The silence didn’t last all that long.
Guitarist Jimmy Olander was outlining his vision for the next Diamond Rio project to the group’s lead singer, Marty Roe. Rather than just another album, Olander thought, perhaps the story of Roe’s struggles with vocal problems and their simultaneous impact on the band needed to be fleshed out in book form.
“I went to (Roe) early because if he didn’t agree to it, I wasn’t about to go force one of my partners to leak this information or do something that was going to put him in an uncomfortable situation,” Olander says. “There was a bit of a pregnant pause on the phone when I hit him up with what my plan was. But there wasn’t any backpedaling, and in a real somber tone he said, ‘OK, what would you like me to do?’
“Within that pregnant pause, I think he saw that this was not going to be fun often, but I see him go back into that story again and again, and it’s courageous and I commend him for doing that.”
The entire band partnered with writer (and former Tennessean staffer) Tom Roland to craft the book Beautiful Mess: The Story of Diamond Rio, a combination biography/redemption story that used Diamond Rio’s disastrous 2005 Fourth of July performance at Riverfront Park as the jumping-off point.
“I think everybody realized, right off the bat, that this was a real story that all of us had gone through together, even though it was my personal problem,” Roe says. “But we’re not disconnected and they all went through it with me, actually suffering some tough stuff that I didn’t go through.
“The feeling of the lack of control had to be much greater with them than it was for me, especially at first when I was going through some denial,” he continues. “I was at least working on it, they had to be in the bleachers watching and hoping that it works out OK. That may be a tougher place to be than actually being in the problem.”
Band finds ‘Reason’ for excitement
The book emerges simultaneously with Diamond Rio’s latest recorded project: an album titled The Reason, the band’s first for Christian music label Word Entertainment.

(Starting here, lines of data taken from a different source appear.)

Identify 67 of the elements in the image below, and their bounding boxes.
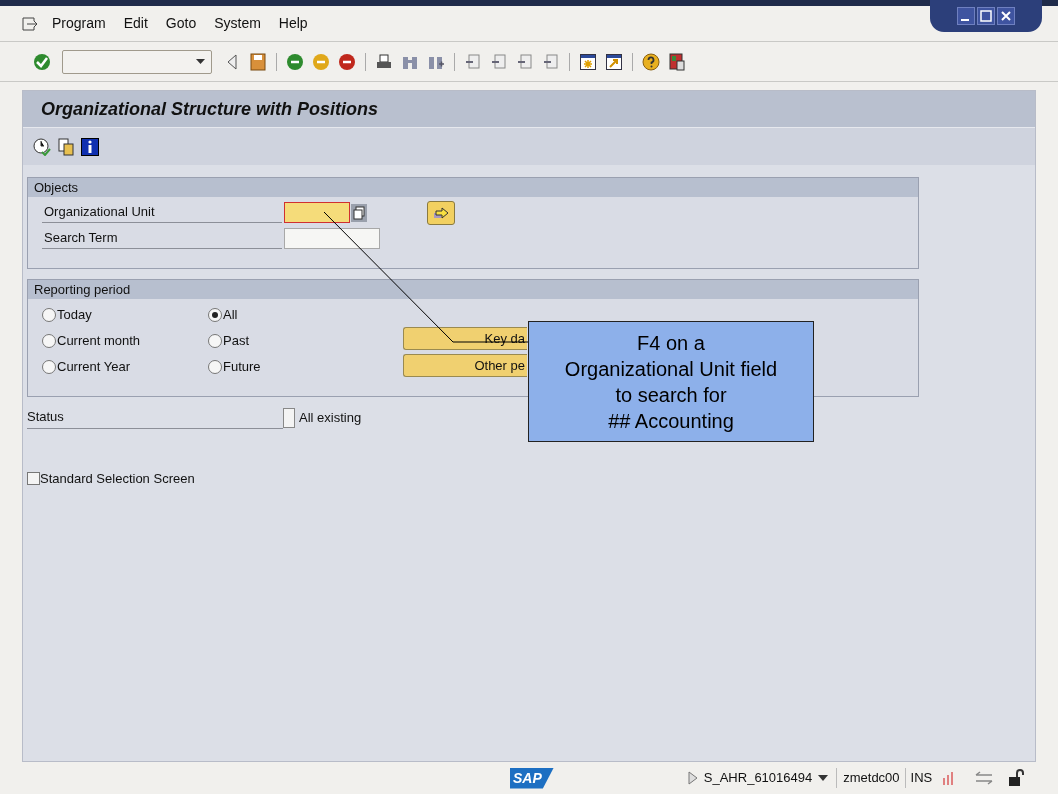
- period-button[interactable]: Other pe: [403, 354, 527, 377]
- previous-page-icon[interactable]: [489, 51, 509, 72]
- status-label: Status: [27, 407, 283, 429]
- radio-button[interactable]: [42, 334, 56, 348]
- radio-label: All: [223, 306, 238, 325]
- save-icon[interactable]: [248, 51, 268, 72]
- play-icon[interactable]: [687, 771, 698, 785]
- radio-label: Current Year: [57, 358, 130, 377]
- clock-check-icon[interactable]: [33, 137, 51, 156]
- system-info[interactable]: S_AHR_61016494: [703, 768, 813, 788]
- check-icon[interactable]: [32, 51, 52, 72]
- radio-button[interactable]: [208, 308, 222, 322]
- group-title: Reporting period: [34, 280, 131, 299]
- radio-button[interactable]: [208, 360, 222, 374]
- execute-button[interactable]: [427, 200, 455, 225]
- radio-button[interactable]: [42, 308, 56, 322]
- callout-text: ## Accounting: [608, 408, 734, 434]
- maximize-icon[interactable]: [977, 7, 995, 25]
- info-icon[interactable]: [81, 137, 99, 156]
- menu-item[interactable]: Help: [278, 13, 308, 34]
- input-field[interactable]: [284, 202, 350, 223]
- radio-label: Today: [57, 306, 92, 325]
- help-icon[interactable]: [641, 51, 661, 72]
- radio-button[interactable]: [208, 334, 222, 348]
- new-window-icon[interactable]: [578, 51, 598, 72]
- field-label: Organizational Unit: [42, 202, 282, 223]
- screen-title: Organizational Structure with Positions: [41, 97, 379, 121]
- arrow-icon: [433, 205, 449, 220]
- period-button[interactable]: Key da: [403, 327, 527, 350]
- arrows-icon: [974, 771, 995, 785]
- input-field[interactable]: [284, 228, 380, 249]
- radio-label: Future: [223, 358, 261, 377]
- command-field[interactable]: [62, 49, 212, 74]
- multiple-selection-icon[interactable]: [351, 203, 367, 222]
- menu-item[interactable]: Program: [52, 13, 106, 34]
- field-label: Search Term: [42, 228, 282, 249]
- checkbox[interactable]: [283, 408, 295, 428]
- logo: SAP: [510, 767, 554, 789]
- back-icon[interactable]: [285, 51, 305, 72]
- callout-text: to search for: [615, 382, 727, 408]
- radio-button[interactable]: [42, 360, 56, 374]
- minimize-icon[interactable]: [957, 7, 975, 25]
- insert-mode: INS: [904, 768, 933, 788]
- callout-text: F4 on a: [637, 330, 705, 356]
- radio-label: Current month: [57, 332, 141, 351]
- menu-item[interactable]: Goto: [165, 13, 197, 34]
- padlock-icon[interactable]: [1008, 769, 1027, 787]
- checkbox-label: Standard Selection Screen: [40, 470, 195, 488]
- checkbox[interactable]: [27, 472, 40, 486]
- next-page-icon[interactable]: [515, 51, 535, 72]
- menu-item[interactable]: Edit: [123, 13, 148, 34]
- menu-icon[interactable]: [22, 16, 38, 31]
- last-page-icon[interactable]: [541, 51, 561, 72]
- cancel-icon[interactable]: [337, 51, 357, 72]
- option-label: All existing: [299, 409, 362, 428]
- group-title: Objects: [34, 178, 79, 197]
- radio-label: Past: [223, 332, 249, 351]
- dropdown-icon[interactable]: [196, 59, 205, 64]
- shortcut-icon[interactable]: [604, 51, 624, 72]
- server-name: zmetdc00: [836, 768, 900, 788]
- dropdown-icon[interactable]: [818, 775, 829, 781]
- menu-item[interactable]: System: [214, 13, 261, 34]
- callout-text: Organizational Unit field: [564, 356, 778, 382]
- close-icon[interactable]: [997, 7, 1015, 25]
- first-page-icon[interactable]: [463, 51, 483, 72]
- layout-icon[interactable]: [667, 51, 687, 72]
- copy-documents-icon[interactable]: [57, 137, 75, 156]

The record marks another first for Diamond Rio: releasing an album for which the band’s members wrote most of the tracks.
The end result of both projects is a revelatory period for a band that has played things pretty close to the vest over its 25-year career.
“There have been a lot of different things that have made what we’re doing on this record completely new for us, even though we’ve been doing this for a long time,” Olander says. “We’ve kinda always been a little nondescript; we’ve always gone through a very laborious song-selection process, turned over every rock looking for the best possible material that other writers have written.
“We’ve had a career of that, and I’m not going to say Diamond Rio is soulless or has been, but we were kinda technicians in that and there wasn’t as much heart in those projects as there is in this one.”
Roe agrees that it’s easier for him to get excited about this new material, because of its origins and purpose.
“I have loved almost everything we cut (over the band’s career), and had an emotional connection, but it was not our words and there’s a difference,” he says. “But there’s a difference between doing an ‘I Believe’ that someone else wrote and doing ‘God Is There,’ which we wrote. You have a little more personal story to tell of how that song got created.”